EFE | Washington

O policial Darren Wilson, que matou o jovem negro Michael Brown, de 19 anos, em agosto do ano passado na cidade de Ferguson, foi isento pelo Departamento de Justiça dos Estados Unidos da acusação de violação dos direitos civis por ter atirado no rapaz, que estava desarmado.

Segundo o relatório final de um inquérito do Departamento de Justiça, os promotores não consideraram que as ações de Wilson constituíram um motivo para incriminá-lo pela lei de direitos civis.

O policial Darren Wilson foi isento da acusação de violação dos direitos civis. EFE
O policial Darren Wilson foi isento da acusação de violação dos direitos civis. EFE

"Não há provas nas quais os promotores possam confiar para negar a crença subjetiva declarada por Wilson de que temia por sua segurança", afirma o relatório, que respalda a versão do agente, que afirmou que agiu por medo quando atirou repetidamente no jovem.

Desta forma, o Departamento de Justiça virou a página do caso sobre a suposta violação dos direitos civis, aberto depois que, em 24 de novembro, um grande júri decidiu também não acusar Wilson. Depois daquela decisão, milhares de pessoas saíram às ruas em todo o país, e Ferguson reviveu os distúrbios raciais que durante duas semanas se seguiram à morte de Brown, ocorrida em 9 de agosto.

Um amigo que acompanhava o jovem quando os fatos aconteceram tinha afirmado que Brown em nenhum momento agrediu o policial e que, de fato, levantou as mãos para mostrar que estava desarmado.

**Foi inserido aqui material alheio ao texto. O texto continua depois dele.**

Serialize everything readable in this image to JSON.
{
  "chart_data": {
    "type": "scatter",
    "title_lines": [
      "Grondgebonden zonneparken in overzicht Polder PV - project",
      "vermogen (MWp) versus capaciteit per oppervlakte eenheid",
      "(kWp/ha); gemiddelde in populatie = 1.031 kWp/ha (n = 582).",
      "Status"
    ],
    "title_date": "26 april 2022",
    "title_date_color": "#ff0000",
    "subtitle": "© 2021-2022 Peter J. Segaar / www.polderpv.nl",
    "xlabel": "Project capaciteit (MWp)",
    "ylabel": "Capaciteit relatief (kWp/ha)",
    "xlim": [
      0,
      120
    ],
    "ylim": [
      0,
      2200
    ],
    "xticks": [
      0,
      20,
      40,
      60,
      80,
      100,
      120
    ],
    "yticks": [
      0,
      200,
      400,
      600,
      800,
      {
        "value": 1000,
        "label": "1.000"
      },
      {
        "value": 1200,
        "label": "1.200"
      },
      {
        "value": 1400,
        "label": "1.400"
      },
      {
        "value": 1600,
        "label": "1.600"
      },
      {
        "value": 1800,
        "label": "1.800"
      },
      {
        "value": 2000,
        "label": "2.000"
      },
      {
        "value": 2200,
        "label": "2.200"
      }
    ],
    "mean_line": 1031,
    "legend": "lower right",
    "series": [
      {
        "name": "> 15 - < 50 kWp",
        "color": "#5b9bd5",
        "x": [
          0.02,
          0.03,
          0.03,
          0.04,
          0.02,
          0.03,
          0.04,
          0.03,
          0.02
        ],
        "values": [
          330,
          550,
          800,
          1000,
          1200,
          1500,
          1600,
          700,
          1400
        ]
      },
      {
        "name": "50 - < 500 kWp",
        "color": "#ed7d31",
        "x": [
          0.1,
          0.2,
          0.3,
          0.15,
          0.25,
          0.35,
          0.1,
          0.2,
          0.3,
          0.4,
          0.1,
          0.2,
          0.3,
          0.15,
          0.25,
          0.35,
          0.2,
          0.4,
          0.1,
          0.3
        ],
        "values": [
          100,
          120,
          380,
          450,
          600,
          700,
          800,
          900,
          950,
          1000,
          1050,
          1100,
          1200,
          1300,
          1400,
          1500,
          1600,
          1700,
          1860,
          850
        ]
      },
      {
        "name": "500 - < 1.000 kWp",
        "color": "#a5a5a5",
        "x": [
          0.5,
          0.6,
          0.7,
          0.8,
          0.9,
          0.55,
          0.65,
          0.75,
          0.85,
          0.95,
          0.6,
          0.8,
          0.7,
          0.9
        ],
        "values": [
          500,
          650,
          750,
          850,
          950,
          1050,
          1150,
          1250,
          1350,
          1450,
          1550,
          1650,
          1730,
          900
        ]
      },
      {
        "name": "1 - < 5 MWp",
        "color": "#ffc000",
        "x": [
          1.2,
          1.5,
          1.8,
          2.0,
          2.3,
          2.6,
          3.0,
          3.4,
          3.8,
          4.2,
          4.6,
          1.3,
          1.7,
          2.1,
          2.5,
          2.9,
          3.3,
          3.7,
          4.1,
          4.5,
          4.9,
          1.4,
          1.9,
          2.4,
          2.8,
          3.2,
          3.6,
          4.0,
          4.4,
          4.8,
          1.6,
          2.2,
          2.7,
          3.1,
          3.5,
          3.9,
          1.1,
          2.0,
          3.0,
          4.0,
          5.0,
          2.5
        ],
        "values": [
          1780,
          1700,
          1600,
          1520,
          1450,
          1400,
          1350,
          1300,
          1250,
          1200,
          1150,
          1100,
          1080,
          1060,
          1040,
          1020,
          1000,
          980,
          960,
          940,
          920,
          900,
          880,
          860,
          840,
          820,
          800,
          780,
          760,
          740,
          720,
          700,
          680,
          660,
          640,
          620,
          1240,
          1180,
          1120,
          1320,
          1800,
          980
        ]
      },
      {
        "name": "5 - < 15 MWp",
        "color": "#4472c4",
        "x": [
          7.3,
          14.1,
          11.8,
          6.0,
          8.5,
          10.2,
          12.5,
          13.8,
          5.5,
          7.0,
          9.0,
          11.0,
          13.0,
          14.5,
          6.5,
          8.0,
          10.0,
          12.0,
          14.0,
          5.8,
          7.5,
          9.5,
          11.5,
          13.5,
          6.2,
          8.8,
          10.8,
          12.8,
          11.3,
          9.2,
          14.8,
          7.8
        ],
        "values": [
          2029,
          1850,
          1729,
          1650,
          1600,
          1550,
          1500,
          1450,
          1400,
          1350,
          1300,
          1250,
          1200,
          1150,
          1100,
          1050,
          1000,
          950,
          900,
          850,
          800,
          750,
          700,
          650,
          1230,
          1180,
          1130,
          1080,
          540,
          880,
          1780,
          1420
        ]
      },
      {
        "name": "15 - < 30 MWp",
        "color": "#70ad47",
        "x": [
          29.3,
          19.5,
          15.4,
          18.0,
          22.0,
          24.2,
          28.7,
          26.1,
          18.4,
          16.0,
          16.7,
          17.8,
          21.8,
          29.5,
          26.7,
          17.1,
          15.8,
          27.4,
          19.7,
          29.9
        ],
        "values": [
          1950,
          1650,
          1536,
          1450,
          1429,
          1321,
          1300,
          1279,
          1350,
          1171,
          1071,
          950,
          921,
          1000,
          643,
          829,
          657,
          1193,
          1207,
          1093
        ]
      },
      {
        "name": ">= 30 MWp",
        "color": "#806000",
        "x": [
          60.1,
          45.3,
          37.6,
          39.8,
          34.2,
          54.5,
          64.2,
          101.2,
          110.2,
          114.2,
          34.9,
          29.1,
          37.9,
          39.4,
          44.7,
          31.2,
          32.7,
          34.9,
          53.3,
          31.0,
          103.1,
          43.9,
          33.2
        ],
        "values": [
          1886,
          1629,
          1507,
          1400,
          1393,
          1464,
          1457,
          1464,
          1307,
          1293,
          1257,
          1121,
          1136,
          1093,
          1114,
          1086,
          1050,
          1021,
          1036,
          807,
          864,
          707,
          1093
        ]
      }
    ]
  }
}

A investigação da Justiça conclui que o rapaz se aproximou do carro patrulha de Wilson e resistiu à abordagem policial, mas o Departamento não comprovou se Brown tentou tomar a arma do agente, como o próprio Wilson alegou.

Uma das razões que motivaram a decisão da Justiça é que a autópsia não revelou disparos nas costas de Brown, de modo que as declarações das testemunhas que afirmavam que houve um ataque por trás são "inconsistentes" para o Departamento.

Segundo o relatório, Brown se afastou por cerca de 50 metros de Wilson, para depois voltar e caminhar na direção do agente, que nesse momento abriu fogo.

Uma vez que o grande júri decidiu não apresentar acusações por homicídio contra Wilson, o Departamento de Justiça informou que continuaria suas investigações para determinar se o policial se guiou por preconceitos raciais quando atirou no jovem.

O Departamento de Justiça apresentou hoje as conclusões de outro relatório, no qual acusa a polícia de Ferguson de discriminação racial e no qual destaca a detenção sem motivo aparente e uso excessivo de força contra a comunidade negra.

"A investigação encontrou uma comunidade profundamente polarizada, e onde a profunda desconfiança e a hostilidade frequentemente caracterizam as relações entre a polícia e os moradores da região", explicou em comunicado o procurador-geral, Eric Holder.

Segundo o relatório, baseado em mais de 35.000 documentos da polícia local, entre 2012 e 2014 os cidadãos negros de Ferguson, que representam 67% da população, foram alvo de 85% das detenções de trânsito, 93% das detenções e 88% dos casos nos quais a polícia fez uso de força.

O porta-voz da Casa Branca, Josh Earnest, afirmou hoje em entrevista coletiva que a "tragédia" de Ferguson dá a oportunidade a todos de "pensar como agem os policiais e como fazem cumprir a lei".

A isenção do agente da acusação de violar direitos civis "não muda o fato de que o ocorrido em Ferguson é uma tragédia e, apesar de haver diferentes visões sobre o que aconteceu, tomamos a morte desse jovem como uma tragédia", destacou Earnest.

Desde a morte de Michael Brown, o protesto racial que gerou graves distúrbios em Ferguson se estendeu dessa cidade do estado do Missouri a mais de outras 170 em todo o país, com especial intensidade em Nova York, Washington e Los Angeles.

Nesta semana, o presidente dos EUA, Barack Obama, cobrou da polícia a realização de "mudanças" para recuperar a confiança perdida entre as comunidades de minorias, ao receber as recomendações de um grupo de trabalho criado após os distúrbios em Ferguson.